Abstract
P811
Introduction: Radiopharmaceutical therapy (RPT) via the utilization of radioligands enables targeted delivery of radionuclides to cancer cells while keeping radiation exposure to untargeted cells low. An example application of tremendous value includes prostate-specific membrane antigen (PSMA) targeted RPTs of prostate cancer. Noninvasive magnetic resonance (MR) imaging has been widely used for pretreatment workup in patients with prostate cancer. We developed a 3D spatiotemporal drug delivery model based on patient MR imaging data to capture the essential pharmacokinetic interactions between PSMA radioligands and solid prostate tumors. This study is aimed to determine the effects of receptor density, recycling rate, and synthesis rate of PSMA receptors on the mean concentration of 177Lu-PSMA-617 in the tumor.
Methods: Spatiotemporal distribution models (SDMs) are a category of computational models that are often utilized to investigate the influence of different biological features on drug delivery in the treatment of solid tumors.
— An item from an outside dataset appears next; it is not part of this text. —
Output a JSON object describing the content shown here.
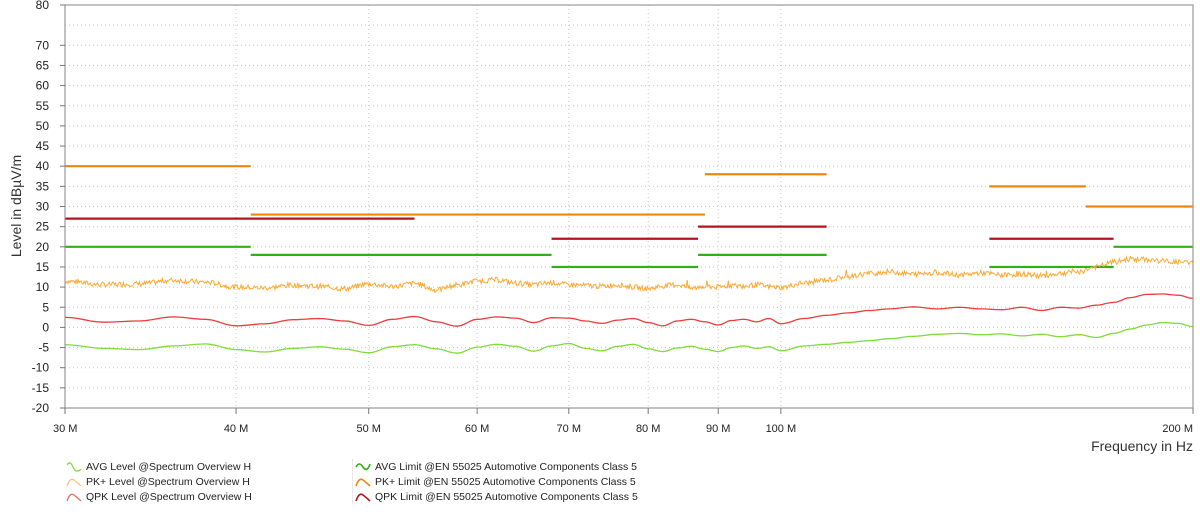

SDMs incorporate processes of convection, diffusion, and reaction, and have been extensively developed in other fields, which we extend to nuclear medicine. We first extract the geometry of the prostate tumor and surrounding tissue from a set of patient-specific MR images (Figure 1). Subsequently, governing equations of interstitial flow, drug transport in tissues, and receptor cycles are solved by incorporating realistic conditions and details, including association/dissociation with ligands, synthesis of PSMA receptors, receptor recycling, internalization of drugs, as well as degradation of receptors and drugs. Our simulations were performed using the commercial finite element software COMSOL Multiphysics 5.6 (COMSOL, Inc., Burlington, MA). We considered typical 90 nmol unlabeled and 10 nmol labeled 177Lu-PSMA-617 (activity: 7.4 GBq). The model is studied for a range of values of receptor densities (10 to 100 nmol/L), recycle rates of receptors (10-4 to 10-1 min-1), and constitutive receptor synthesis rates (10-2 to 101 min-1).
Results: Raising the receptor density from 10 to 100 nmol/L increases the mean concentration of labeled PSMA in tumors in a non-linear fashion; by up to 200% (Figure 2). The concentration is increased by 31.8% when the receptor recycling rate changes from 10-4 to 10-1 min-1 (Figure 3), and 9.6% when the constitutive receptor synthesis rate is increased from 10-2 to 101 min-1 (Figure 4). As such, the tumor receptor density is identified as a key factor that strongly affects Lu-PSMA concentrations. However, concentrations are less sensitive to the recycling rate of receptors and constitutive receptor synthesis rates.
Conclusions: The presented spatiotemporal tumor transport model can analyze different physiological parameters that affect 177Lu-PSMA transport and delivery. Furthermore, spatiotemporal modeling based on real images (e.g., MRI) reveals intriguing insights into drug bio-transport in RPTs, which can shed significant light on enhanced RPT deliveries.